Inflation rose the most in 15 years in some of Latin America‘s largest economies last year, but credible monetary policies have kept long-term price increase expectations anchored, the International Monetary Fund said on Monday.
Brazil, Chile, Colombia, Mexico and Peru saw prices increase by 8.3% in 2021, the largest increase in 15 years and higher than in other emerging markets, the IMF said. Argentina, another large economy in the region, saw inflation rise over 50% last year.
Other than rising import and commodity prices, said the IMF, forex weakness and pent-up consumer demand, built-in increases that adjust with inflation have pushed prices even higher in some cases across Latam.
But in Brazil, Chile, Colombia, Mexico and Peru, central banks have earned their credibility as policy rates rose last year between 1.25 percentage points and 7.25 percentage points. Policy tightening, alongside forward guidance, have helped keep inflation expectations anchored, the Fund said.
“Long-term inflation expectations remain relatively well-anchored, which reflects trust in monetary policy to bring inflation back to targets. However, short-term inflation expectations are elevated, suggesting the need for continued vigilance,” said the IMF.
Tighter monetary policy in the United States, which typically increases pressure on Latam and other emerging markets, is another variable the region needs to take into account.
“Policymakers could prepare for U.S. monetary policy tightening by extending public debt maturities, reducing fiscal rollover needs more generally, and limiting the buildup of currency mismatches on financial sector balance sheets where possible,” the IMF said.
Social tensions linger
Price pressures alongside a busy electoral calendar this year and a growth slowdown continue to keep social unrest as a high regional risk.
“The pandemic hit after a year of widespread social unrest in the region, which had built up during years of economic stagnation following the end of the commodity boom. With a heavy election calendar looming, social unrest remains a major risk and inequality will need to be addressed,” the IMF said.
The IMF last week lowered its expectation for 2022 GDP growth in Latin America and the Caribbean by 0.6 percentage point to 2.4% for this year after an estimated 6.8% rebound in 2021.
The Fund cited slower growth in China and the United States, logistics bottlenecks and the emergence of the Omicron variant in its regional downgrade.

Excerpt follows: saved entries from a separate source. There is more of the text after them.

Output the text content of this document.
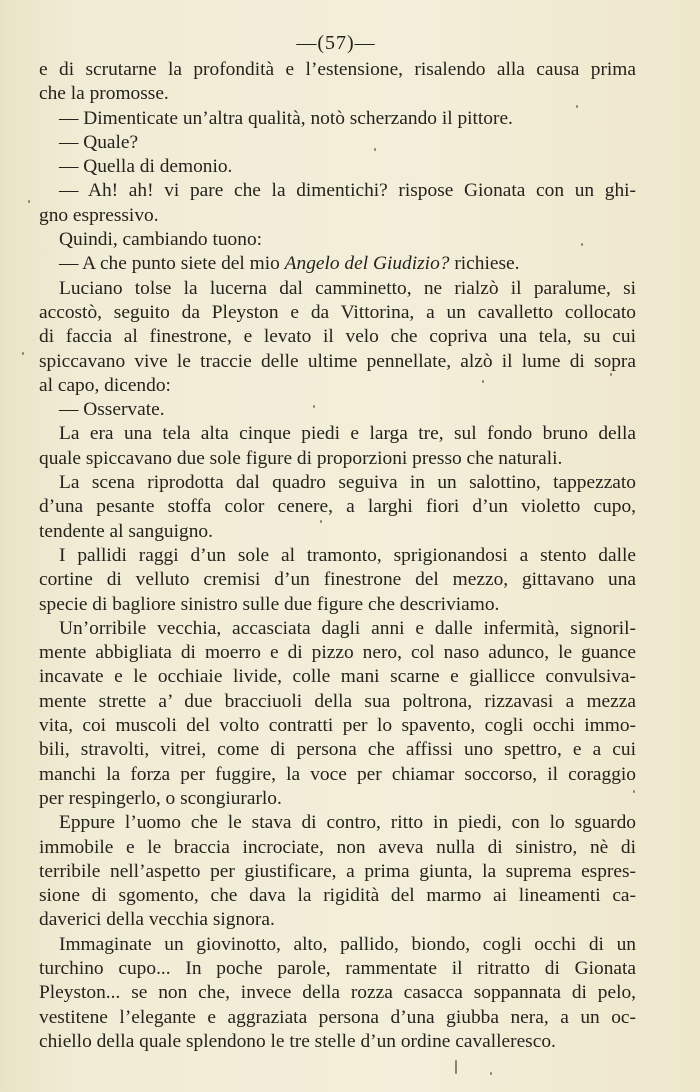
—(57)—
e di scrutarne la profondità e l’estensione, risalendo alla causa prima
che la promosse.
— Dimenticate un’altra qualità, notò scherzando il pittore.
— Quale?
— Quella di demonio.
— Ah! ah! vi pare che la dimentichi? rispose Gionata con un ghi-
gno espressivo.
Quindi, cambiando tuono:
— A che punto siete del mio Angelo del Giudizio? richiese.
Luciano tolse la lucerna dal camminetto, ne rialzò il paralume, si
accostò, seguito da Pleyston e da Vittorina, a un cavalletto collocato
di faccia al finestrone, e levato il velo che copriva una tela, su cui
spiccavano vive le traccie delle ultime pennellate, alzò il lume di sopra
al capo, dicendo:
— Osservate.
La era una tela alta cinque piedi e larga tre, sul fondo bruno della
quale spiccavano due sole figure di proporzioni presso che naturali.
La scena riprodotta dal quadro seguiva in un salottino, tappezzato
d’una pesante stoffa color cenere, a larghi fiori d’un violetto cupo,
tendente al sanguigno.
I pallidi raggi d’un sole al tramonto, sprigionandosi a stento dalle
cortine di velluto cremisi d’un finestrone del mezzo, gittavano una
specie di bagliore sinistro sulle due figure che descriviamo.
Un’orribile vecchia, accasciata dagli anni e dalle infermità, signoril-
mente abbigliata di moerro e di pizzo nero, col naso adunco, le guance
incavate e le occhiaie livide, colle mani scarne e giallicce convulsiva-
mente strette a’ due bracciuoli della sua poltrona, rizzavasi a mezza
vita, coi muscoli del volto contratti per lo spavento, cogli occhi immo-
bili, stravolti, vitrei, come di persona che affissi uno spettro, e a cui
manchi la forza per fuggire, la voce per chiamar soccorso, il coraggio
per respingerlo, o scongiurarlo.
Eppure l’uomo che le stava di contro, ritto in piedi, con lo sguardo
immobile e le braccia incrociate, non aveva nulla di sinistro, nè di
terribile nell’aspetto per giustificare, a prima giunta, la suprema espres-
sione di sgomento, che dava la rigidità del marmo ai lineamenti ca-
daverici della vecchia signora.
Immaginate un giovinotto, alto, pallido, biondo, cogli occhi di un
turchino cupo... In poche parole, rammentate il ritratto di Gionata
Pleyston... se non che, invece della rozza casacca soppannata di pelo,
vestitene l’elegante e aggraziata persona d’una giubba nera, a un oc-
chiello della quale splendono le tre stelle d’un ordine cavalleresco.
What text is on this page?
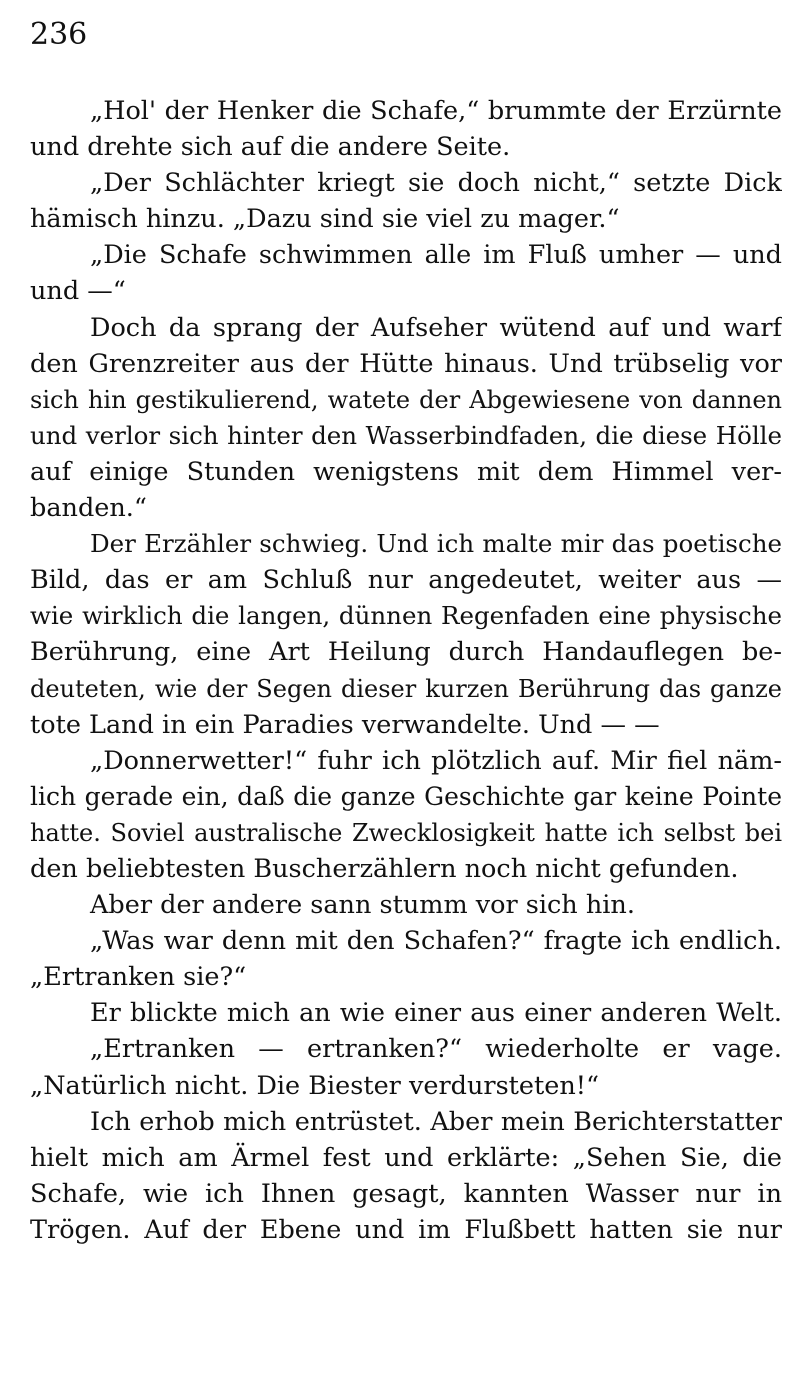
236
„Hol' der Henker die Schafe,“ brummte der Erzürnte
und drehte sich auf die andere Seite.
„Der Schlächter kriegt sie doch nicht,“ setzte Dick
hämisch hinzu. „Dazu sind sie viel zu mager.“
„Die Schafe schwimmen alle im Fluß umher — und
und —“
Doch da sprang der Aufseher wütend auf und warf
den Grenzreiter aus der Hütte hinaus. Und trübselig vor
sich hin gestikulierend, watete der Abgewiesene von dannen
und verlor sich hinter den Wasserbindfaden, die diese Hölle
auf einige Stunden wenigstens mit dem Himmel ver-
banden.“
Der Erzähler schwieg. Und ich malte mir das poetische
Bild, das er am Schluß nur angedeutet, weiter aus —
wie wirklich die langen, dünnen Regenfaden eine physische
Berührung, eine Art Heilung durch Handauflegen be-
deuteten, wie der Segen dieser kurzen Berührung das ganze
tote Land in ein Paradies verwandelte. Und — —
„Donnerwetter!“ fuhr ich plötzlich auf. Mir fiel näm-
lich gerade ein, daß die ganze Geschichte gar keine Pointe
hatte. Soviel australische Zwecklosigkeit hatte ich selbst bei
den beliebtesten Buscherzählern noch nicht gefunden.
Aber der andere sann stumm vor sich hin.
„Was war denn mit den Schafen?“ fragte ich endlich.
„Ertranken sie?“
Er blickte mich an wie einer aus einer anderen Welt.
„Ertranken — ertranken?“ wiederholte er vage.
„Natürlich nicht. Die Biester verdursteten!“
Ich erhob mich entrüstet. Aber mein Berichterstatter
hielt mich am Ärmel fest und erklärte: „Sehen Sie, die
Schafe, wie ich Ihnen gesagt, kannten Wasser nur in
Trögen. Auf der Ebene und im Flußbett hatten sie nur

This has left the region facing what the Fund calls three major challenges: ensuring the sustainability of public finances, raising potential growth and doing it in a manner that promotes social cohesion and addresses social inequities.
“Addressing these challenges, which started even before the pandemic, will take time. Policymakers should start now to develop a comprehensive strategy for addressing them and building societal consensus around this strategy,” the Fund said.